As for unity… you chose to break that, too.
It was no accident. You knew exactly what you were doing.
At some point, you decided that your own interests are more important than our interests… that your future takes precedence over any shared future that we might have had.

Maybe you hoped that you could do what you did without anyone knowing.

Maybe you hoped that you could evade the consequences that were always going to be inevitable.
Maybe you thought that people would just trust you to do the right thing, and  that you wouldn’t face any questions.Could you really have believed that such betrayal could go unnoticed?
It’s impossible to imagine how.
Maybe that’s a confirmation of just how different we are.

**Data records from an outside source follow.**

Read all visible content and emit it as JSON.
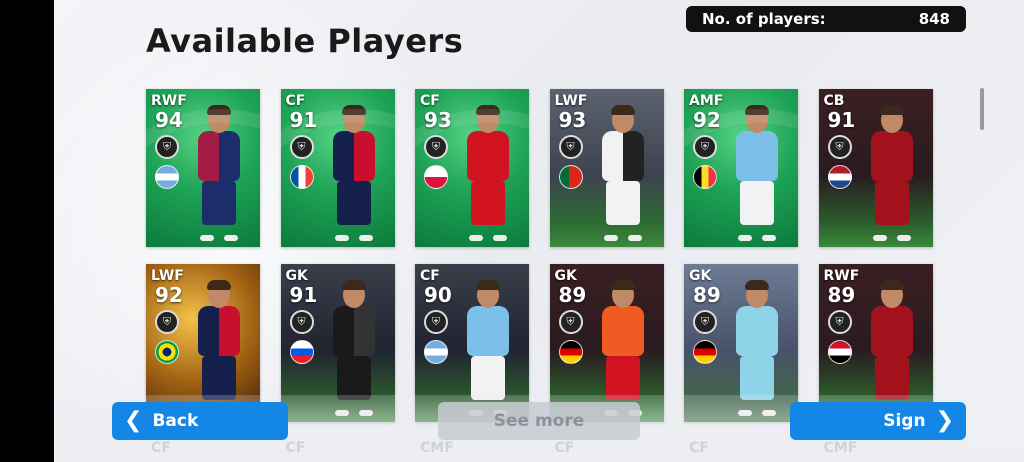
{
  "header": {
    "title": "Available Players",
    "count_label": "No. of players:",
    "count_value": "848"
  },
  "players": [
    {
      "pos": "RWF",
      "rating": "94",
      "bg": "green",
      "flag": "argentina",
      "kit": "#a11d45",
      "kit2": "#1b2d6b",
      "shorts": "#1b2d6b"
    },
    {
      "pos": "CF",
      "rating": "91",
      "bg": "green",
      "flag": "france",
      "kit": "#15204d",
      "kit2": "#c8102e",
      "shorts": "#15204d"
    },
    {
      "pos": "CF",
      "rating": "93",
      "bg": "green",
      "flag": "poland",
      "kit": "#d1121f",
      "kit2": "#d1121f",
      "shorts": "#d1121f"
    },
    {
      "pos": "LWF",
      "rating": "93",
      "bg": "stadium",
      "flag": "portugal",
      "kit": "#f2f2f2",
      "kit2": "#222",
      "shorts": "#f2f2f2"
    },
    {
      "pos": "AMF",
      "rating": "92",
      "bg": "green",
      "flag": "belgium",
      "kit": "#7cc0ea",
      "kit2": "#7cc0ea",
      "shorts": "#f2f2f2"
    },
    {
      "pos": "CB",
      "rating": "91",
      "bg": "crowd",
      "flag": "netherlands",
      "kit": "#a3111d",
      "kit2": "#a3111d",
      "shorts": "#a3111d"
    },
    {
      "pos": "LWF",
      "rating": "92",
      "bg": "gold",
      "flag": "brazil",
      "kit": "#15204d",
      "kit2": "#c8102e",
      "shorts": "#15204d"
    },
    {
      "pos": "GK",
      "rating": "91",
      "bg": "photo",
      "flag": "slovenia",
      "kit": "#1a1a1a",
      "kit2": "#333",
      "shorts": "#1a1a1a"
    },
    {
      "pos": "CF",
      "rating": "90",
      "bg": "photo",
      "flag": "argentina",
      "kit": "#7cc0ea",
      "kit2": "#7cc0ea",
      "shorts": "#f2f2f2"
    },
    {
      "pos": "GK",
      "rating": "89",
      "bg": "crowd",
      "flag": "germany",
      "kit": "#f15a22",
      "kit2": "#f15a22",
      "shorts": "#d1121f"
    },
    {
      "pos": "GK",
      "rating": "89",
      "bg": "blue",
      "flag": "germany",
      "kit": "#8fd3e8",
      "kit2": "#8fd3e8",
      "shorts": "#8fd3e8"
    },
    {
      "pos": "RWF",
      "rating": "89",
      "bg": "crowd",
      "flag": "egypt",
      "kit": "#a3111d",
      "kit2": "#a3111d",
      "shorts": "#a3111d"
    }
  ],
  "ghost_positions": [
    "CF",
    "CF",
    "CMF",
    "CF",
    "CF",
    "CMF"
  ],
  "buttons": {
    "back": "Back",
    "see_more": "See more",
    "sign": "Sign"
  },
  "icons": {
    "back": "chevron-left-icon",
    "sign": "chevron-right-icon",
    "badge": "shield-icon"
  }
}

Don’t tell me I don’t know anything about it.
Don’t tell me that it has nothing to do with me.
This has everything to do with me.

This has everything to do with how I look at you, how I respond to you, how I respect you.
Only now am I beginning to realise how little I ever knew you.
I always assumed you were genuine. I never questioned your integrity, or my loyalty to you.

That’s all changed.Everything has changed.
I don’t even want to be in the same room as you.
I don’t want to hear you try to rationalise what you’ve done.
And you certainly don’t want to hear anything I have to say to you.

Don’t tell me everything will be okay. It won’t.
Things will never be the same again.